Ben Simmons should be playing every day, gaining the experience he needs to make the most of his extraordinary ability. Anybody who thinks otherwise is governed not by logic, but by fear.
***
The invisible nine-month tenure of Matt Klentak as Phillies GM is about to end, whether he likes it or not. With the trade deadline only two weeks away, the 36-year-old novice is going to have to do more than preach patience as the outcry grows for him to improve the roster of a team enduring its fourth straight losing season.
Since he arrived here, Klentak has been a model of minimalism. Release Ryan Howard? No, thank you. Add a top free agent? There are no good fits. Address the behavioral issues of Odubel Herrera and Nick Williams? Their managers can handle that.
Unfortunately, Klentak cannot afford more buck-passing when it comes to the trade deadline. He owns some appealing commodities, in a market that has already proved highly beneficial to sellers like the Phils.
For example, if Drew Pomeranz – a 27-year-old starter with a 22-31 career record and one good season in the big leagues – can win San Diego the best pitching prospect (Anderson Espinoza) from the Red Sox, Jeremy Hellickson should be able to draw some serious offers, no? Jeanmar Gomez has value, too, as a back-end reliever, doesn’t he?
Klentak has made one excellent move since he took over, the trade of Ken Giles to Houston for Vincent Velasquez, Brett Oberholtzer and two other prospects. Giles has been a bust with the Astros, and Velasquez has shown glimpses of No. 1-starter talent. That was a good first step, but it was seven months ago.
Now it’s time for this undeniably intelligent young GM to use all of his analytics data to turn some of the current players into future contributors. It is definitely not the time for him to find more excuses to shirk his responsibility.
Philadelphia is not a patient sports city. Matt Klentak is going to find out just how impatient if he does nothing again.
And finally …
• ESPN had quite a week. First, the mighty TV sports network inflicted Chris (Back, Back, Back) Berman on the public for another cloying Home Run Derby, and then it snubbed Villanova from all awards at the ESPYs, including best play of the year. It’s a shame they don’t have a category for most overrated sports network.
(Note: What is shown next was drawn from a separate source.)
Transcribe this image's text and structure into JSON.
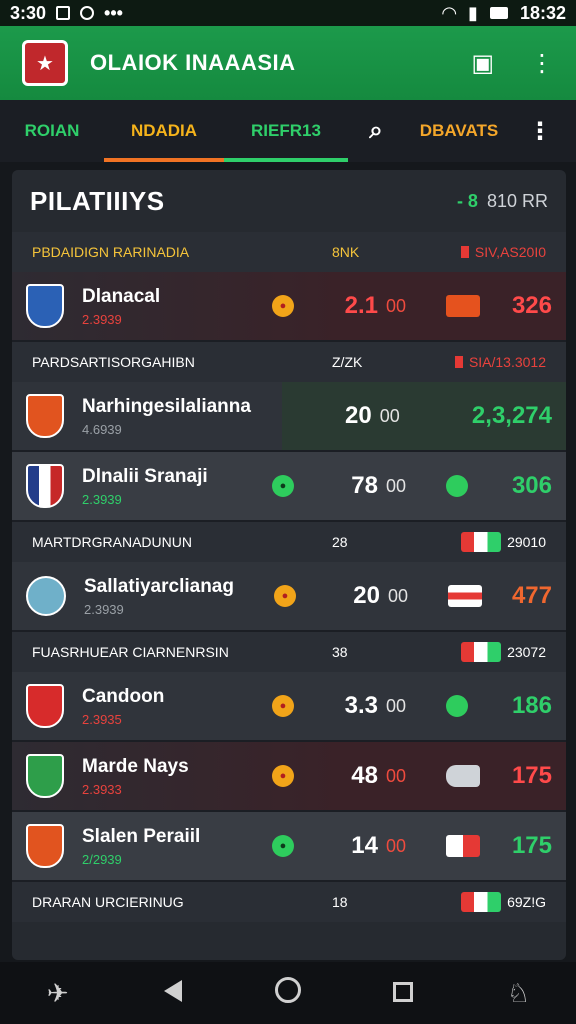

• After reaching an all-time low for TV ratings of the All-Star Game, is it finally time for major league baseball to put an end to this tired tradition? In fact, fans would not rebel if all four major sports dumped these events, whose preening superstars only alienate the paying customers anyway.
• Here’s all you need to know about Tom Brady now that Deflategate is finally over. The New England quarterback destroyed his cellphone to thwart the investigation, and then he bailed out on his promise to take the matter all the way to the U.S. Supreme Court. Are these the actions of an innocent man?
• New Sixers GM Bryan Colangelo admitted his discomfort last week with having so many big men on the roster. And who built this dysfunctional set of players? Ex-GM Sam Hinkie, of course. Yet his clueless followers remain devoted to a man who cannot find another job in the NBA, who had no idea how to build an actual team, and whose only obvious skill was losing games. Insane.
• Is there no end to the blind loyalty of the Joe Paterno apologists? The latest court documents have a Jerry Sandusky victim revealing, under oath, that he told the Penn State coach of a sexual assault in 1976. Paterno allegedly told the 14-year-old boy that he was too busy preparing for the football season. Now these hero worshippers want to bring back the Paterno statue? That’s even more insane.